Nineteen years ago, June 10, 1956, I, Marilyn Haugland, became a resident of Griggs County when I married David Jacobson, son of Peter and Anne Jacobson.  My mother, who was formerly Margrethe Stenslie, the youngest child of Martin Stenslie, married and moved from Griggs County to Eddy County.  I did just the opposite - moving from Eddy to Griggs.  However, we live in Willow Township instead of Rosendal where my mother lived.

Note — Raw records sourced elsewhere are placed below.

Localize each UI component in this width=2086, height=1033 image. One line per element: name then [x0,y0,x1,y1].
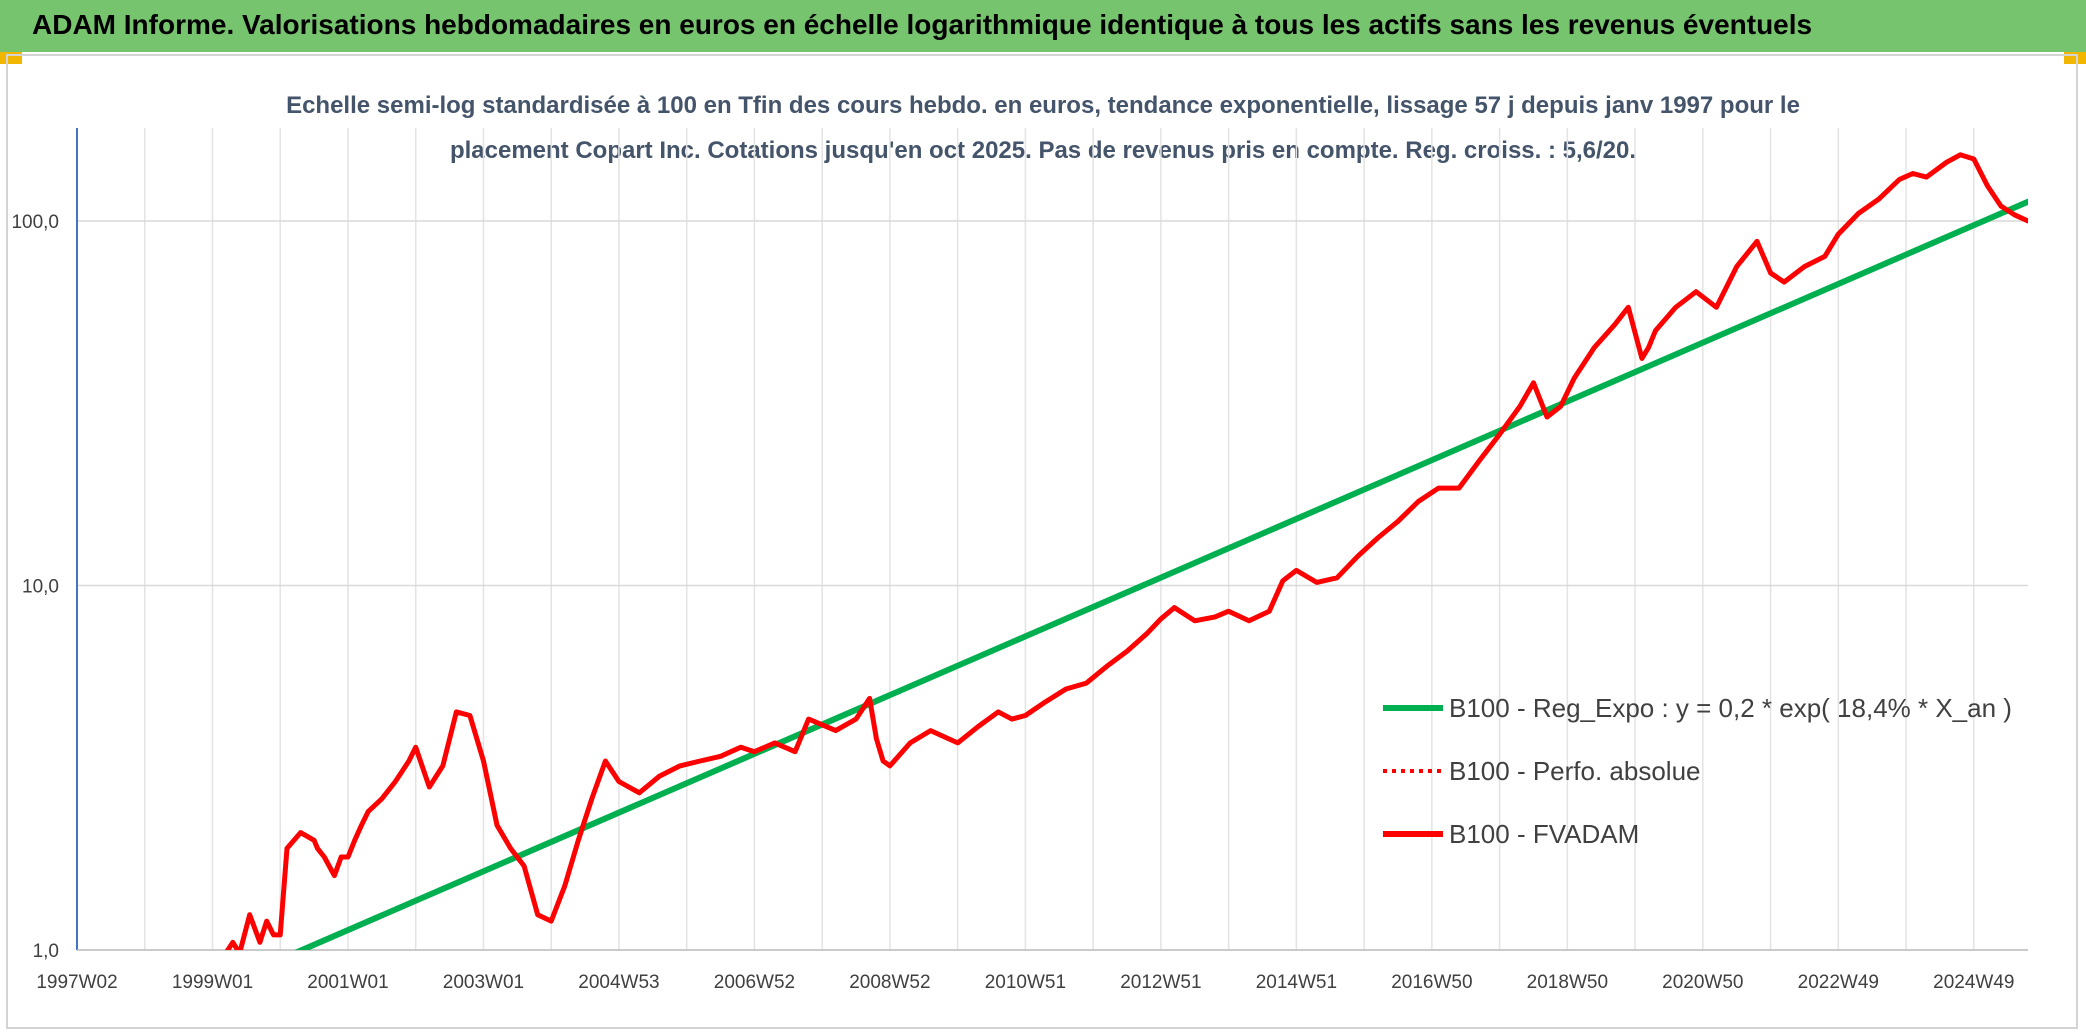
x-tick-label: 2020W50 [1662,972,1743,993]
chart-subtitle-line-1: Echelle semi-log standardisée à 100 en T… [286,92,1800,119]
report-title: ADAM Informe. Valorisations hebdomadaire… [32,9,1813,40]
y-tick-label: 1,0 [33,941,59,962]
report-header: ADAM Informe. Valorisations hebdomadaire… [0,0,2086,52]
x-tick-label: 1999W01 [172,972,253,993]
axes: 1,0 10,0 100,0 1997W02 1999W01 2001W01 2003W01… [11,128,2028,993]
chart-subtitle-line-2: placement Copart Inc. Cotations jusqu'en… [450,137,1636,164]
chart-frame [6,54,2078,1029]
legend: B100 - Reg_Expo : y = 0,2 * exp( 18,4% *… [1383,693,2012,849]
x-tick-label: 2018W50 [1527,972,1608,993]
x-tick-label: 2014W51 [1256,972,1337,993]
x-tick-label: 2022W49 [1798,972,1879,993]
fvadam-series [224,152,2028,950]
x-tick-label: 2008W52 [849,972,930,993]
x-tick-label: 2012W51 [1120,972,1201,993]
x-tick-label: 2001W01 [307,972,388,993]
x-tick-label: 2006W52 [714,972,795,993]
x-tick-label: 2016W50 [1391,972,1472,993]
grid [77,128,2028,951]
x-tick-label: 2003W01 [443,972,524,993]
legend-entry-label: B100 - FVADAM [1449,819,1639,849]
legend-entry-label: B100 - Perfo. absolue [1449,756,1701,786]
x-tick-label: 2004W53 [578,972,659,993]
y-tick-label: 100,0 [11,212,59,233]
x-tick-label: 1997W02 [36,972,117,993]
y-tick-label: 10,0 [22,577,59,598]
legend-entry-label: B100 - Reg_Expo : y = 0,2 * exp( 18,4% *… [1449,693,2012,723]
plot-series [224,152,2028,950]
trend-line-series [294,198,2028,950]
x-tick-label: 2010W51 [985,972,1066,993]
x-tick-label: 2024W49 [1933,972,2014,993]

For one year, we lived in a one room house (with also a room upstairs) on the Peter K. Peterson farm which was located about a mile southwest of where Joe Stahl is living.  The following year we just loaded up the house and all and moved it to the John Mustad place just two miles east of Red Willow Lake where David's home place is located.  While living in our little house, we were remodeling our present house, which was a little larger.  During this time, Marsha Ann was born - September 3, 1959.  The following summer, we carried everything over to the Mustad house.

It was just recently that we learned that this house had been built for the bride-to-be of John Mustad.  It appears that he had met a girl in Wisconsin, fallen in love with her, and had gone back to North Dakota to build the house and prepare it for his new bride.  When their wedding day came near, he took the train to Wisconsin, arriving at her house on the day they were to be married.  Walking up to the house, he glimpsed his bride through the window - in the arms of another man.  Without so much as going to the door, he turned right around and took the train back home.  He received letters from her but sent them back unopened.  Two years later, the girl's brother came here to see John.  He asked him why he never opened the letters.  John explained what had happened and said that he wasn't about to marry a girl who had been untrue to him.  "Oh, but that man was me," replied the brother.  "I had been away many years and had just returned home on that day and we embraced."  Tragically, John was then told that the girl had died of a broken heart.  We often wonder what has gone on before on the places we live.  It isn't often that we know much about it.  Unless someone keeps a record of it, the past is quickly forgotten and lost to knowledge.

On September 7, 1961, Pamela Nanette was born on her Grandmother Anne Jacobson's birthday.  It was also the birthday of Pam's great grandfather - Knut Haugland, her mother's grandfather.  Pam was baptized in Bethany Church in Binford because Willow Church, where Marsha was baptized, had merged with Bethany almost two years earlier.  By the time the girls began going to school, the rural school just about half a mile away closed and so they rode the bus to town school.